Some people teach literacy with lesson plans. Margie Maschmeyer started with songs.
A lifelong resident of Kenton County, Margie raised five daughters in a home where time was often short but imagination never was. Reading aloud every night did not always fit into busy days, so she found another way: she sang stories. With a pause before the last verse, a daughter would ask, “What happens? What comes next?” That curiosity became a family tradition, and a theme of Margie’s life: helping others discover that reading is not just a skill. It is a doorway.
Kenton County Public Library is proud to recognize Margie Maschmeyer as the 2025 recipient of the Mary Ann Mongan Literacy Award. The award was presented on Saturday, January 19.
For more than a decade, Margie served as a teacher’s aide at St. James–St. Boniface School in Ludlow, encouraging young readers and helping kids build confidence. “She did it all as a volunteer and her payment was always helping others!” said Dave Schroeder, Executive Director of Kenton County Public Library.

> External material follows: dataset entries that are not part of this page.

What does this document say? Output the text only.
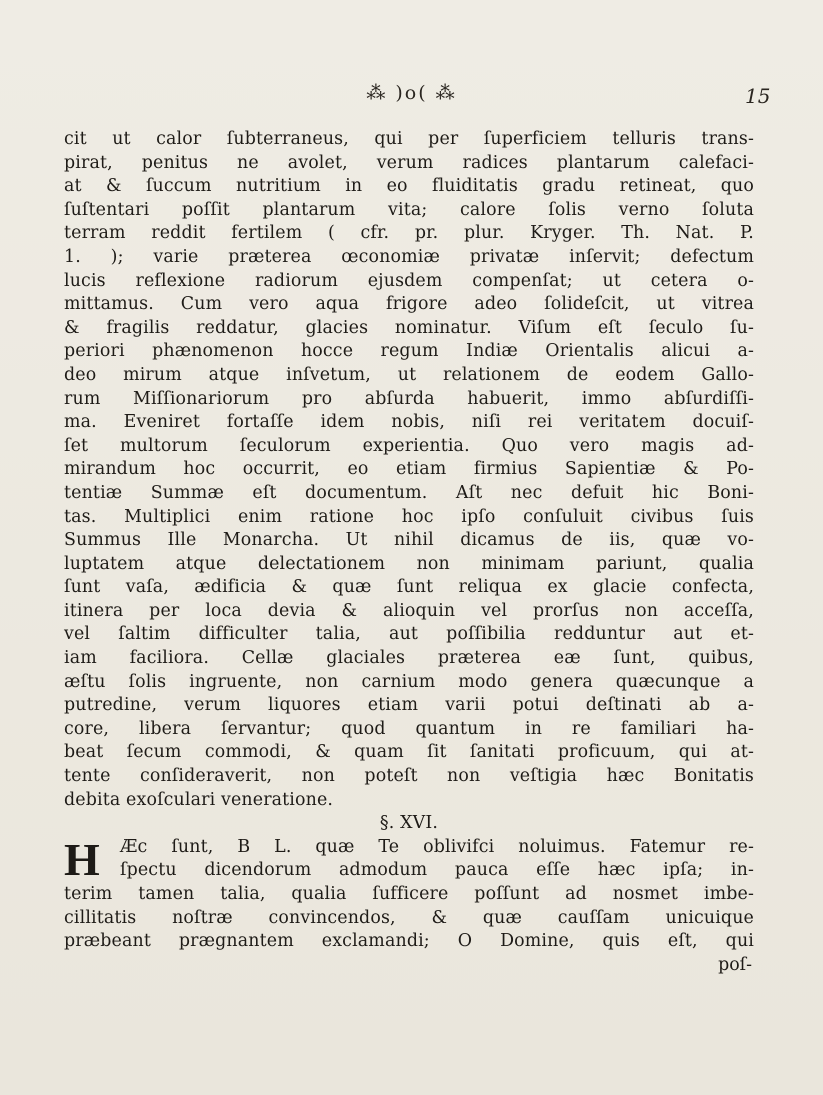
⁂ )o( ⁂	15
cit ut calor ſubterraneus, qui per ſuperficiem telluris trans-
pirat, penitus ne avolet, verum radices plantarum calefaci-
at & ſuccum nutritium in eo fluiditatis gradu retineat, quo
ſuſtentari poſſit plantarum vita; calore ſolis verno ſoluta
terram reddit fertilem ( cfr. pr. plur. Kryger. Th. Nat. P.
1. ); varie præterea œconomiæ privatæ inſervit; defectum
lucis reflexione radiorum ejusdem compenſat; ut cetera o-
mittamus. Cum vero aqua frigore adeo ſolideſcit, ut vitrea
& fragilis reddatur, glacies nominatur. Viſum eſt ſeculo ſu-
periori phænomenon hocce regum Indiæ Orientalis alicui a-
deo mirum atque inſvetum, ut relationem de eodem Gallo-
rum Miſſionariorum pro abſurda habuerit, immo abſurdiſſi-
ma. Eveniret fortaſſe idem nobis, niſi rei veritatem docuiſ-
ſet multorum ſeculorum experientia. Quo vero magis ad-
mirandum hoc occurrit, eo etiam firmius Sapientiæ & Po-
tentiæ Summæ eſt documentum. Aſt nec defuit hic Boni-
tas. Multiplici enim ratione hoc ipſo conſuluit civibus ſuis
Summus Ille Monarcha. Ut nihil dicamus de iis, quæ vo-
luptatem atque delectationem non minimam pariunt, qualia
ſunt vaſa, ædificia & quæ ſunt reliqua ex glacie confecta,
itinera per loca devia & alioquin vel prorſus non acceſſa,
vel ſaltim difficulter talia, aut poſſibilia redduntur aut et-
iam faciliora. Cellæ glaciales præterea eæ ſunt, quibus,
æſtu ſolis ingruente, non carnium modo genera quæcunque a
putredine, verum liquores etiam varii potui deſtinati ab a-
core, libera ſervantur; quod quantum in re familiari ha-
beat ſecum commodi, & quam ſit ſanitati proficuum, qui at-
tente conſideraverit, non poteſt non veſtigia hæc Bonitatis
debita exoſculari veneratione.
§. XVI.
H	Æc ſunt, B L. quæ Te oblivifci noluimus. Fatemur re-
ſpectu dicendorum admodum pauca eſſe hæc ipſa; in-
terim tamen talia, qualia ſufficere poſſunt ad nosmet imbe-
cillitatis noſtræ convincendos, & quæ cauſſam unicuique
præbeant prægnantem exclamandi; O Domine, quis eſt, qui
poſ-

Angie Taylor, a board member of the Kenton County Public Library Foundation, described Margie’s gift for drawing children in: “She sang stories to children to help gain their interest” and would stop short of the ending, “encouraging them to read the book to find out how the story ended.”

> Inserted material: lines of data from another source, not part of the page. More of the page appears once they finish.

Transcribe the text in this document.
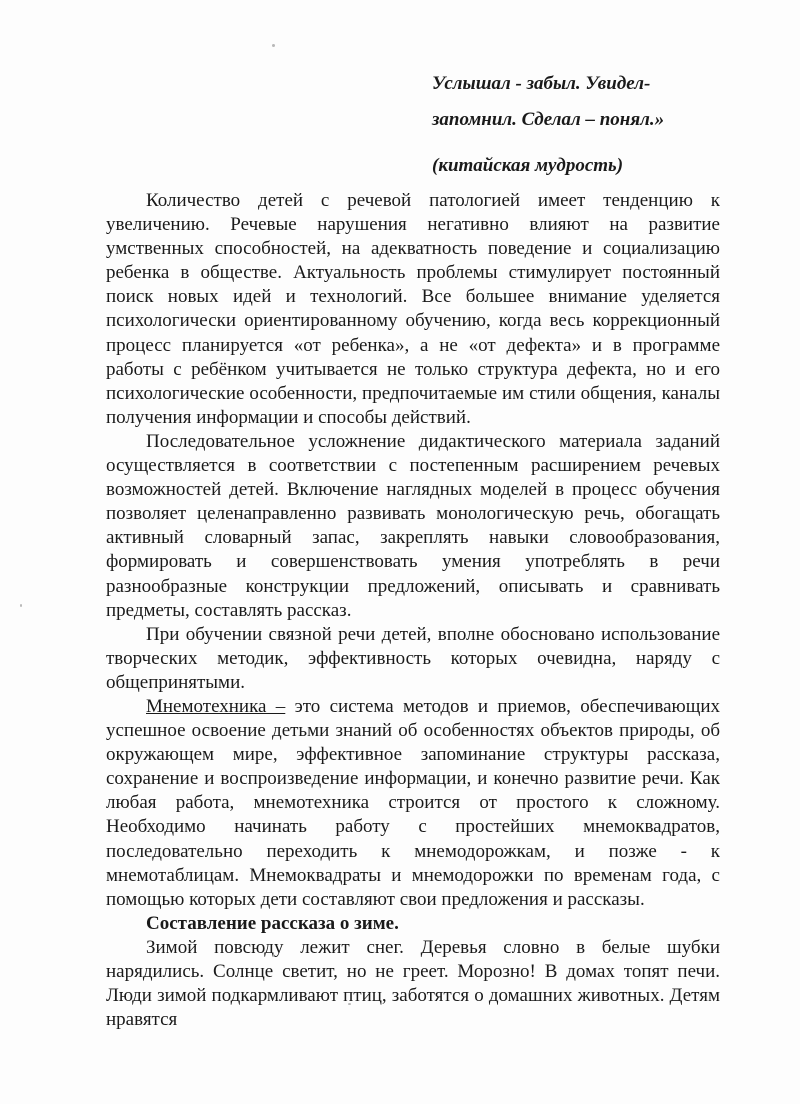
Услышал - забыл. Увидел-
запомнил. Сделал – понял.»
(китайская мудрость)

Количество детей с речевой патологией имеет тенденцию к увеличению. Речевые нарушения негативно влияют на развитие умственных способностей, на адекватность поведение и социализацию ребенка в обществе. Актуальность проблемы стимулирует постоянный поиск новых идей и технологий. Все большее внимание уделяется психологически ориентированному обучению, когда весь коррекционный процесс планируется «от ребенка», а не «от дефекта» и в программе работы с ребёнком учитывается не только структура дефекта, но и его психологические особенности, предпочитаемые им стили общения, каналы получения информации и способы действий.

Последовательное усложнение дидактического материала заданий осуществляется в соответствии с постепенным расширением речевых возможностей детей. Включение наглядных моделей в процесс обучения позволяет целенаправленно развивать монологическую речь, обогащать активный словарный запас, закреплять навыки словообразования, формировать и совершенствовать умения употреблять в речи разнообразные конструкции предложений, описывать и сравнивать предметы, составлять рассказ.

При обучении связной речи детей, вполне обосновано использование творческих методик, эффективность которых очевидна, наряду с общепринятыми.

Мнемотехника – это система методов и приемов, обеспечивающих успешное освоение детьми знаний об особенностях объектов природы, об окружающем мире, эффективное запоминание структуры рассказа, сохранение и воспроизведение информации, и конечно развитие речи. Как любая работа, мнемотехника строится от простого к сложному. Необходимо начинать работу с простейших мнемоквадратов, последовательно переходить к мнемодорожкам, и позже - к мнемотаблицам. Мнемоквадраты и мнемодорожки по временам года, с помощью которых дети составляют свои предложения и рассказы.

Составление рассказа о зиме.

Зимой повсюду лежит снег. Деревья словно в белые шубки нарядились. Солнце светит, но не греет. Морозно! В домах топят печи. Люди зимой подкармливают птиц, заботятся о домашних животных. Детям нравятся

Margie brought that same heart to adult learners through KCPL’s Adult Literacy program, tutoring with the Laubach Method. Taylor shared that Margie “listened to their stories and brought English alive for them through her tutoring.” Lessons were practical and personal: a trip to the grocery store to learn produce and aisle signs, support for reading bus schedules, and the kind of patient encouragement that leads to breakthroughs like a call she received from a student: “I just read a book to my child for the first time!”
Margie also volunteered with the Reading Buddy program at the Erlanger Branch, where relationships mattered as much as skills. One young reader, Andrew, became a favorite. When fall evenings got darker, Andrew’s mom drove Margie to and from the library so she would not miss her “Andrew time.” Afterward, Andrew always walked her to the door, hand-in-hand. Taylor noted, “Andrew’s Mom stayed in touch with Margie and they remain good friends.” Andrew and his mother were at the award ceremony on Saturday.

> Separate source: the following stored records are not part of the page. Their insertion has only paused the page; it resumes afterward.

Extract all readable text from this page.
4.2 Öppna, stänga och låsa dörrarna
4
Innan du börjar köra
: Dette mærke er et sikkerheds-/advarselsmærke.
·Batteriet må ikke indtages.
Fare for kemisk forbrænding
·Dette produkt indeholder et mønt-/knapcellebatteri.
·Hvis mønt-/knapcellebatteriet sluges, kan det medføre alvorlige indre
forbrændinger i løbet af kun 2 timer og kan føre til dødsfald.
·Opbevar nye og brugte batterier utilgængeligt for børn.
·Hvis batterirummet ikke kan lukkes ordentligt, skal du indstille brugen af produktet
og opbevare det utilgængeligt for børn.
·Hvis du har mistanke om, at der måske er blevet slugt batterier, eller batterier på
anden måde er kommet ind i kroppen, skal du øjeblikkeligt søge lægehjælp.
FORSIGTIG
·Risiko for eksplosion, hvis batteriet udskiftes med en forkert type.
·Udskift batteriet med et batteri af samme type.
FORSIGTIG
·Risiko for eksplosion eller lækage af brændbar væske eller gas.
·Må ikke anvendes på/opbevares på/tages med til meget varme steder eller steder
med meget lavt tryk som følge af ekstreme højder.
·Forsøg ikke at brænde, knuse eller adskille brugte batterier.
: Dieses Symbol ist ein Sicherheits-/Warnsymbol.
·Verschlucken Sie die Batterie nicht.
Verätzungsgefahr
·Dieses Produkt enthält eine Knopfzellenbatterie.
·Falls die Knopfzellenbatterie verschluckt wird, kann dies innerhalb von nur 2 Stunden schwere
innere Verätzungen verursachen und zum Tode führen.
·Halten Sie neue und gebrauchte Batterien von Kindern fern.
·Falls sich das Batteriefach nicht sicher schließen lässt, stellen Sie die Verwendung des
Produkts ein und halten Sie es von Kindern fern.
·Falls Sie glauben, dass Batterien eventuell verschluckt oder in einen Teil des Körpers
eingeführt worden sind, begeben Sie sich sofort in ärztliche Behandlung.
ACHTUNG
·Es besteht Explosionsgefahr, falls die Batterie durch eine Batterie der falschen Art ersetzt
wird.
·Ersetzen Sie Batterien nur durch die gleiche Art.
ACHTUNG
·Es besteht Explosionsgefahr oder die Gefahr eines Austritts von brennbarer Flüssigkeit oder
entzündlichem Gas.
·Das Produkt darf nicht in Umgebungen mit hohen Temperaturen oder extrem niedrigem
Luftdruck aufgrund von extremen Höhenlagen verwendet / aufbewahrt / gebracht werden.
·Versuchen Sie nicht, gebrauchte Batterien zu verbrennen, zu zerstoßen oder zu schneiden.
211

Today, Margie is 95 and still an active library user, comfortably searching titles, checking out books and placing holds online. If you visit her, be ready for the question she asks everyone: “What are you reading now?”
Margie’s legacy is not only the number of people she helped, but the way she helped them: with warmth, creativity and the steady belief that everyone deserves the chance to turn the page. Taylor captured it in a single line: Margie “serves as a light of hope for the future of literacy for generations to come.”
Congratulations, Margie. Thank you for a lifetime of helping the Northern Kentucky community!